La détermination de Téhéran et les limites de la puissance israélienne

Dans la guerre que déclare Israël contre l’Iran, un équilibre des forces s’est dessiné : Israël domine l’espace aérien iranien, tandis que l’Iran contrôle celui au-dessus d’Israël. Israël peut frapper n’importe quel lieu du territoire iranien, étendu sur 1,6 million de kilomètres carrés, tout comme l’Iran peut toucher n’importe quel endroit d’Israël, qui ne fait que 20 000 kilomètres carrés. Au début des hostilités, l’Iran a déployé ses missiles balistiques de génération précédente — accompagnés d’un nombre limité de missiles hypersoniques — pour tester les réponses israéliennes et épuiser ses systèmes d’interception multistrates ainsi que les personnels associés. Toutefois, mardi, l’Iran a modifié sa stratégie : il a lancé le missile hypersonique de première génération Fattah‑1, atteignant avec succès tous les objectifs désignés.

De surcroît, la première vague d’attaques surprises israéliennes, ainsi que celles visant des cibles secondaires, semblent avoir épuisé le stock de cibles dès les premiers jours du conflit. D’un point de vue militaire, cela constitue un dilemme sérieux pour les chaînes de commandement : le catalogue d’objectifs initialement prévu en fonction des intentions politiques a été réalisé. L’état-major israélien requiert désormais de nouvelles directives politiques afin d’élargir le spectre de ses frappes — dépassant le seul programme nucléaire, comme annoncé initialement, pour viser aussi les capacités balistiques iraniennes.

Cependant, le Premier ministre israélien Benjamin Netanyahou nourrit des ambitions bien plus vastes : il vise un changement de régime en Iran. Il a rencontré des membres de l’opposition iranienne et, comme il l’a publié volontairement, accordé des interviews à Iran International, média de l’opposition. Il a même évoqué comme « non exclu » l’assassinat du grand ayatollah Sayyed Ali Khamenei — figure spirituelle suivie par des dizaines de millions de personnes. Il a baptisé son offensive militaire « Lion en pleine ascension », clin d’œil manifeste au drapeau du Lion et du Soleil de l’opposition, portée par Reza Pahlavi, fils du Shah.

Pourtant, l’élimination du Guide suprême iranien ne changerait pas la dynamique du conflit. En Iran, la mort de Khamenei est considérée comme une éventualité, et son successeur ne sera certainement pas moins hostile à Israël ou aux États‑Unis. Au vu de l’ampleur de l’impact infligé à l’Iran par les États‑Unis et leur allié — et de la manière dont cette opération a été conçue et coordonnée entre Israël et Washington — le remplacement du Guide suprême ne fera pas fléchir la résistance.
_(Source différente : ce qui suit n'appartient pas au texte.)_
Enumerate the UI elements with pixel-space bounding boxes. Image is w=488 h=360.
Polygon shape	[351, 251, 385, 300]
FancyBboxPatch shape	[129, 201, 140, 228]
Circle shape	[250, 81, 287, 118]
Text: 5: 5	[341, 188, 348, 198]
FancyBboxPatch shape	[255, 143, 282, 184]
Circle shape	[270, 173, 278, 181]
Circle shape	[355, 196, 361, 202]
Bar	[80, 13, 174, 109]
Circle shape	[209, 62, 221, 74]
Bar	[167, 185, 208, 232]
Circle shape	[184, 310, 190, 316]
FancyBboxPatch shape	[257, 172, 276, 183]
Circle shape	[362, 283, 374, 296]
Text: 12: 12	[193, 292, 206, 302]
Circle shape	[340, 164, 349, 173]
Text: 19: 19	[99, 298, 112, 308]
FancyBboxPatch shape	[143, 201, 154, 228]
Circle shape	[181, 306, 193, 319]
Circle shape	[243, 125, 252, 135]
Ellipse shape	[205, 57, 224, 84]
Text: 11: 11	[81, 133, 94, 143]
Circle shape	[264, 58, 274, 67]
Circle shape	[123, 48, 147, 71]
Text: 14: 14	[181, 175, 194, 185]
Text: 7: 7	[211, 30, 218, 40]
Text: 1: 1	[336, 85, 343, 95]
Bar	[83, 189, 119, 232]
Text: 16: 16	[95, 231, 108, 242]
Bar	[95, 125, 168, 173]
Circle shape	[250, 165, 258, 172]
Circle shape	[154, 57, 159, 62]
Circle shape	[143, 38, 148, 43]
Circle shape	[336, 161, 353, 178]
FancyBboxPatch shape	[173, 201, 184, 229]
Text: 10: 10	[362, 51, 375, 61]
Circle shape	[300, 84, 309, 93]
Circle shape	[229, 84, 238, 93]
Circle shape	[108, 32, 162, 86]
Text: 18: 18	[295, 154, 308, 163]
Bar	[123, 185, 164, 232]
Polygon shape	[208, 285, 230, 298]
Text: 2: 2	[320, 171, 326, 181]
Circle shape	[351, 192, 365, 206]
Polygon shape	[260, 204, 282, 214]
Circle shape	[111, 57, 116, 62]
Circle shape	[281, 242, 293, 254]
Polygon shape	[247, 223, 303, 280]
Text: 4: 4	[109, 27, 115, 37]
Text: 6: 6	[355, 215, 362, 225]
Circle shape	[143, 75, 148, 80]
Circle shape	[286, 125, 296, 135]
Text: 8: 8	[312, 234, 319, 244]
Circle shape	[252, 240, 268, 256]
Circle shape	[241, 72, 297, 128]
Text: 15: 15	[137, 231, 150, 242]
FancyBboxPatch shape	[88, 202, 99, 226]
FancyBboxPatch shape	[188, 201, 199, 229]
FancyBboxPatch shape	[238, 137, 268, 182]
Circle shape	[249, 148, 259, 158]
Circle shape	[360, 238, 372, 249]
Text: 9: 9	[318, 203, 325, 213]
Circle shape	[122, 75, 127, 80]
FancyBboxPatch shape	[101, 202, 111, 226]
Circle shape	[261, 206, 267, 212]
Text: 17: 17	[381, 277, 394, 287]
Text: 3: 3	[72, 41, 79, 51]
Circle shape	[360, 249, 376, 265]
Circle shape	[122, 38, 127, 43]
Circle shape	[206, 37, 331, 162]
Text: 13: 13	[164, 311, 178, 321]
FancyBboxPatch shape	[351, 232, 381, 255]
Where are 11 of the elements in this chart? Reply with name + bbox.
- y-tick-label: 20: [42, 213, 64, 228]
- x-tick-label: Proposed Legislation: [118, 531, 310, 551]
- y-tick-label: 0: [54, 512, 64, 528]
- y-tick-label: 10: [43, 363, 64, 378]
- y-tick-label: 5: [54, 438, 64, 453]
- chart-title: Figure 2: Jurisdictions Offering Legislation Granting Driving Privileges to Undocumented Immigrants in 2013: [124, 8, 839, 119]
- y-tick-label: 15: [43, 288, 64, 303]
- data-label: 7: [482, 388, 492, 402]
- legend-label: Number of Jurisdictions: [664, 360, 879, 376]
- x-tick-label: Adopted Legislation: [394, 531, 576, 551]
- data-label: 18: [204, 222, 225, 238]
Ainsi, réaliser les ambitions de Netanyahou nécessiterait une décision des plus risquées, et certaines conditions essentielles font encore défaut — tant sur le plan politique que militaire. Premièrement, Israël doit s’assurer qu’Iran ne peut plus riposter : que son arsenal balistique est à sec, ses stocks détruits, et qu’il est incapable de remplacer ces munitions. Ce n’est qu’après avoir atteint ce seuil qu’Israël pourrait passer à la phase suivante — frapper les infrastructures pétrolières et gazières iraniennes, afin d’anéantir son économie sans retenue. Une telle opération élargirait considérablement la liste des cibles potentielles de l’aviation israélienne, ouvrant la voie à une campagne de bombardements impitoyables.

Israël viserait aussi à anéantir la marine iranienne et à démanteler son industrie militaire, rendant le pays entièrement vulnérable. Il a déjà mené des opérations similaires — notamment en Syrie, après la chute de Bachar el-Assad — frappant sans provocation et alors même que Damas n’avait manifesté aucune hostilité.

Deuxièmement, Netanyahou doit semer le chaos total en Iran — à l’image de celui qui règne aujourd’hui en Libye — car l’opposition ne peut gouverner un pays aussi vaste. Elle manque à la fois d’organisation et de moyens. Instaurer le désordre en Iran constitue un objectif stratégique majeur : neutraliser durablement l’Iran et ses alliés comme menace régionale pour les décennies à venir. L’Iran ne partage pas de frontière avec Israël, et plonger un pays de 100 millions d’habitants — riche en ressources naturelles, entouré de sept États voisins, et situé au cœur d’un corridor énergétique mondial vital — dans le chaos constituerait une invitation ouverte à l’intervention étrangère. Les conséquences pourraient être catastrophiques, imprévisibles, et profondément déstabilisantes pour l’ensemble du continent asiatique.